James Madison Universal History Archive/Getty Images

America’s Founders vs. Trump

In the early years of the American republic, James Madison warned his fellow countrymen that their chosen system of governance would only survive if they adhered to the principles of representation and kept factionalism in check. In the era of Donald Trump, it would seem that these two conditions are no longer being met.

BERKELEY – From the very beginning of the American experiment, Alexander Hamilton, one of the new country’s founders, had serious doubts about democracy. “It is impossible to read the history of the petty republics of Greece and Italy without feeling sensations of horror and disgust at the … state of perpetual vibration between the extremes of tyranny and anarchy,” he wrote in The Federalist Papers No. 9.

But Hamilton went on to praise such principles as, “The regular distribution of power into distinct departments; the introduction of legislative balances and checks; the institution of courts composed of judges holding their offices during good behavior; the representation of the people in the legislature.” These, he wrote, “are means, and powerful means, by which the excellences of republican government may be retained and its imperfections lessened or avoided.”

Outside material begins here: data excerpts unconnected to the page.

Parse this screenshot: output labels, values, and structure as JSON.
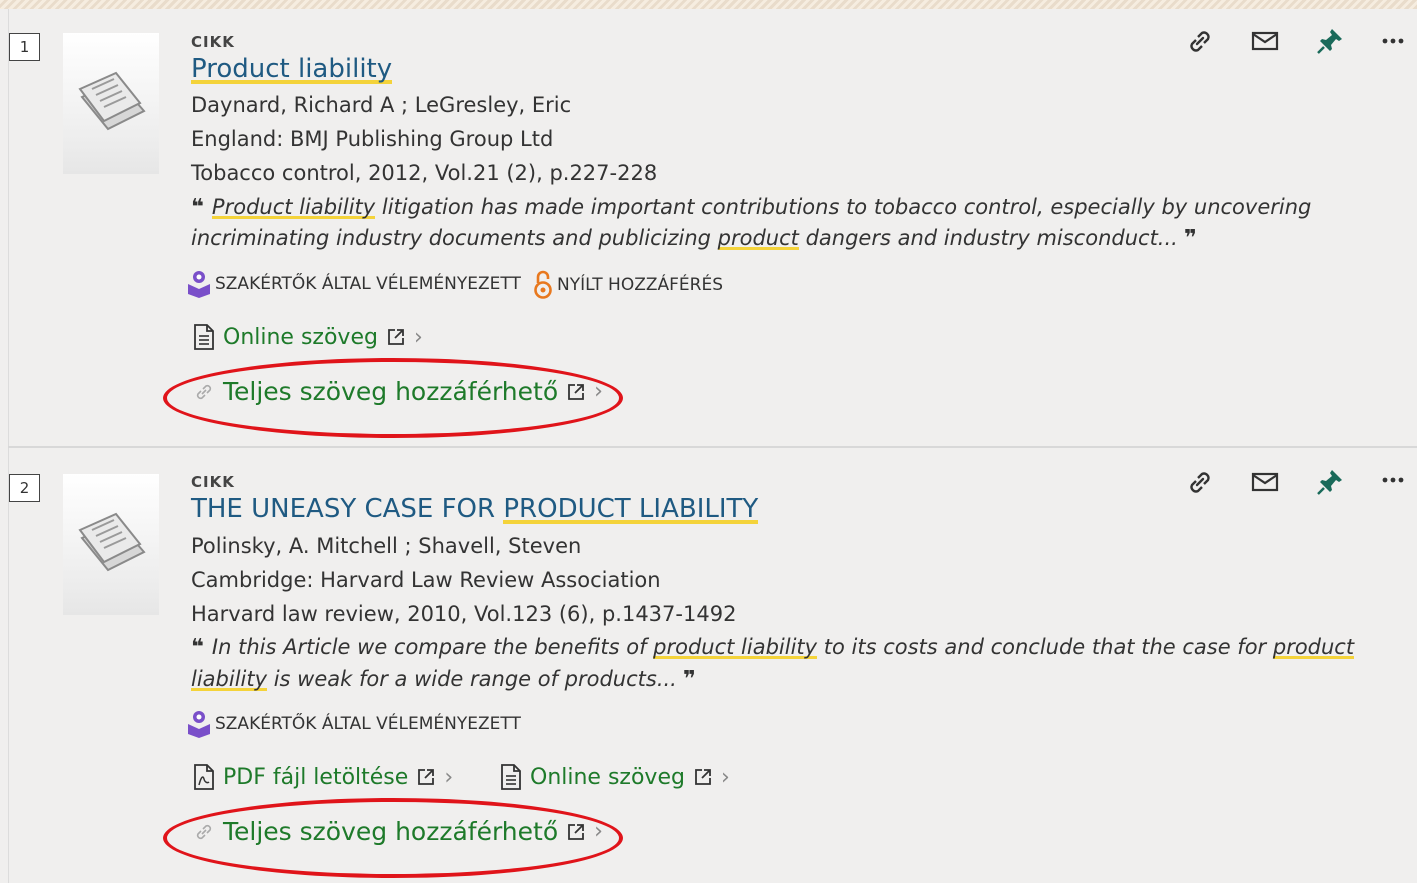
{
  "results": [
    {
      "number": "1",
      "type": "CIKK",
      "title_parts": [
        "",
        "Product liability",
        ""
      ],
      "authors": "Daynard, Richard A ; LeGresley, Eric",
      "publisher": "England: BMJ Publishing Group Ltd",
      "source": "Tobacco control, 2012, Vol.21 (2), p.227-228",
      "snippet_line1": [
        "Product liability",
        " litigation has made important contributions to tobacco control, especially by uncovering"
      ],
      "snippet_line2": [
        "incriminating industry documents and publicizing ",
        "product",
        " dangers and industry misconduct..."
      ],
      "badges": [
        "SZAKÉRTŐK ÁLTAL VÉLEMÉNYEZETT",
        "NYÍLT HOZZÁFÉRÉS"
      ],
      "links": [
        "Online szöveg"
      ],
      "fulltext": "Teljes szöveg hozzáférhető"
    },
    {
      "number": "2",
      "type": "CIKK",
      "title_parts": [
        "THE UNEASY CASE FOR ",
        "PRODUCT LIABILITY",
        ""
      ],
      "authors": "Polinsky, A. Mitchell ; Shavell, Steven",
      "publisher": "Cambridge: Harvard Law Review Association",
      "source": "Harvard law review, 2010, Vol.123 (6), p.1437-1492",
      "snippet_line1": [
        "In this Article we compare the benefits of ",
        "product liability",
        " to its costs and conclude that the case for ",
        "product"
      ],
      "snippet_line2": [
        "liability",
        " is weak for a wide range of products..."
      ],
      "badges": [
        "SZAKÉRTŐK ÁLTAL VÉLEMÉNYEZETT"
      ],
      "links": [
        "PDF fájl letöltése",
        "Online szöveg"
      ],
      "fulltext": "Teljes szöveg hozzáférhető"
    }
  ],
  "icons": {
    "actions": [
      "link-icon",
      "mail-icon",
      "pin-icon",
      "more-icon"
    ],
    "badge_peer": "peer-reviewed-icon",
    "badge_open": "open-access-icon",
    "quote": "quote-icon"
  },
  "colors": {
    "title": "#1f5a82",
    "link": "#1e7a2a",
    "highlight": "#f4d33a",
    "annotation": "#e0141a",
    "pin": "#1a6a5a",
    "peer_reviewed": "#7a4fc9",
    "open_access": "#e8781e"
  }
}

And yet those improvements in the “science of politics” that Hamilton identified could apply just as well to monarchies as to republics, and in fact emerged from monarchies. The Plantagenet kings who ruled England between the twelfth and fifteenth centuries professionalized the judiciary, and established the precedent of securing parliamentary consent before levying taxes. Likewise, the professional bureaucracy and distribution of power that one would expect to find in a republic were also enshrined in the Council of the Indies and the Council of Castile under the sixteenth-century Spanish monarch Philip II.